#18 - A INTENCIONALIDADE NATURAL
- Deixa Eu Pensar
- 21 de jun. de 2024
- 3 min de leitura
É possível ser natural?
Alguém acabou de contar uma piada. Ela é boa! Você ri! Você não escolheu rir, mas ri com alegria.
Alguém acabou de contar uma piada e ela é péssima. Você não ri! Você não escolheu não rir, apenas não houve graça.
Duas reações que parecem bem naturais, certo?
Mas então, não querendo desagradar o piadista, você se força a dar uma risadinha, só pra afirmar positivamente aquela situação, evitar constrangimentos... Essa reação deixou de ser natural?
Houve um raciocínio lógico, uma decisão, uma intenção internamente justificada que exigiu esforço físico e mental. Um comportamento pensado deixa de ser natural?
E se esse comportamento de sempre tentar evitar desagrados for tão frequente e inconsciente que você o faz automaticamente, sem pensar, da mesma forma que aquela risada espontânea. Isso o tornaria natural?
O que é o natural, afinal?
A Filosofia da Natureza vai dizer que é tudo aquilo que é físico e respeita as leis e os fenômenos observáveis, incluindo tudo que existe, independente da intervenção humana. As Ciências Naturais já o definem como fenômenos que ocorrem espontaneamente, ainda no mundo físico e que podem ser estudados e entendidos.

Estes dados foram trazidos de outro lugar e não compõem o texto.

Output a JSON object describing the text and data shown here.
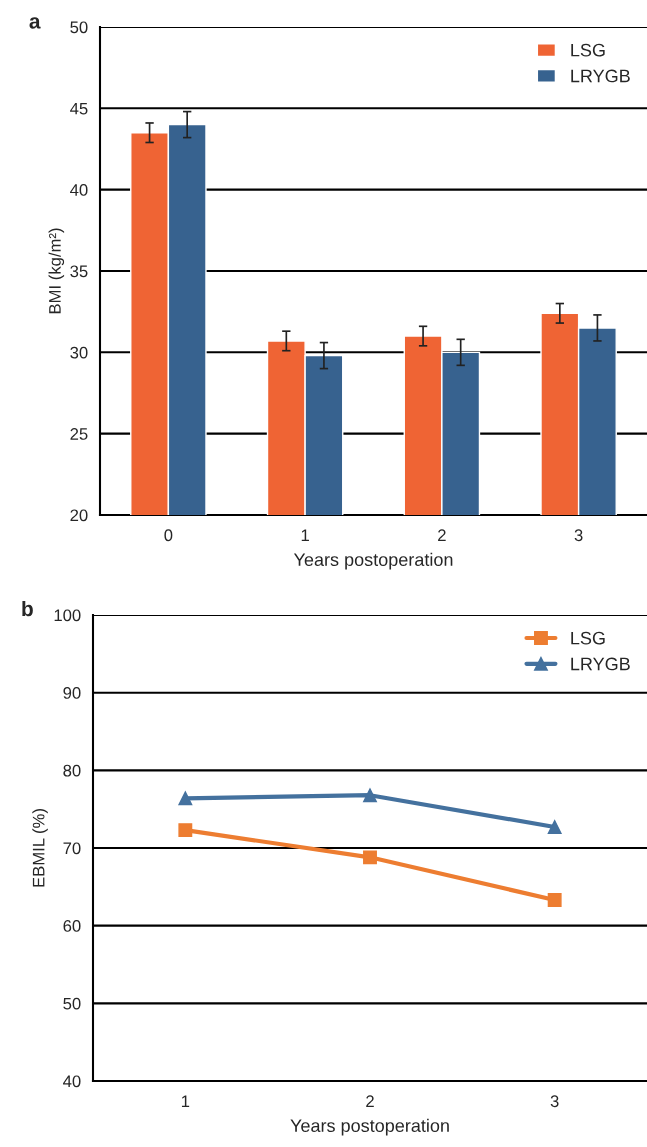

Quando falamos sobre Moral e Ética, a coisa fica mais complicada. O natural pode ser usado para declarar comportamentos que são considerados intrínsecos aos seres humanos ou ao mundo animal, contrastando bem daqueles que são culturalmente induzidos.
A Filosofia da Mente aborda a capacidade de explicar estados mentais em termos de processos físicos e biológicos. Mas no dia a dia, usamos o natural de forma banalizada. Geralmente para descrever coisas que ocorrem de forma habitual, sem intervenção.
Definir o que é natural pode ser complicado e muitas vezes contraditório. E essa busca por uma naturalidade pessoal, uma essência que define nossos comportamentos, que define quem somos, na realidade talvez não exista da forma que imaginamos.
Afinal, poderíamos dizer que os comportamentos mais naturais possíveis são os instintivos, como comer ou dormir, igual todos os animais inconscientes. E então, alegar que a partir do momento que existe algo além do instinto, existe uma intenção além da natureza.
Logo, se comportamentos intencionais nos deixam cada vez mais longe da naturalidade, isso significa que somos artificiais na maior parte do tempo?
E isso é bom ou ruim? Para quem?
Sempre para alguém, e é nesse ponto que muitas vezes o questionamento principal reside: somos naturais ou artificiais aos olhos de quem?
O piadista, quando viu a sua risada forçada, acreditou que você tenha gostado da piada. Nada fora do normal. “Eu sou um ótimo piadista, se riu, foi bom”. Mas uma terceira pessoa presente, que te conhece muito bem, percebeu na hora que a risada era falsa.
Então, a percepção desse natural social depende do contexto, do histórico, do que é comum dentro de um grupo ou de uma intimidade. E essa construção de natural provavelmente é artificial.
Como saber se os comportamentos que você teve no dia são realmente algo inerentes da sua pessoa ou da sua personalidade? Ou são condicionamentos adquiridos ao longo de repetições de padrões durante toda a sua vida. A pulga atrás da orelha é: será que existe mesmo Personalidade ou só estamos seguindo um fluxo cultural ou artificial de forma conformada?
Esse questionamento sobre comportamentos dentro de núcleos sociais não tem o objetivo de jogar o humano como um ser artificial num mundo natural. Apenas trazer a luz que esse natural tão cru talvez já tenha sido perdido há muitos anos, desde que a consciência mental se fez valer.
Quando falamos em naturalidade, em sermos nós mesmos, em seguir nosso coração, em agir em nossa essência... Sempre estamos falando em relação a algo. Algo que já foi, ou algo que ainda há de ser. E isso faz com que busquemos um natural que se acomode ao que é padrão, gerando esse para doxo de termos que ter comportamentos de acordo com uma convenção ao mesmo tempo que queremos imprimir algo somente nosso, íntimo, único, que nos torna esse ser tão natural.
E apesar de todo esse conflito, o que acaba sendo natural pra gente geralmente se encontra em um ponto de conforto, de harmonia, até de leveza de consciência, mesmo que esse natural tenha sido naturalizado através de processos e experiências complexas e desgastantes.
Talvez a intenção não seja natural ou talvez a natureza seja intencional.
Mas entender sua busca por naturalidade requer intenção e a intenção que você coloca no mundo vai transformando, de pouquinho em pouquinho, aquilo que para você, é natural.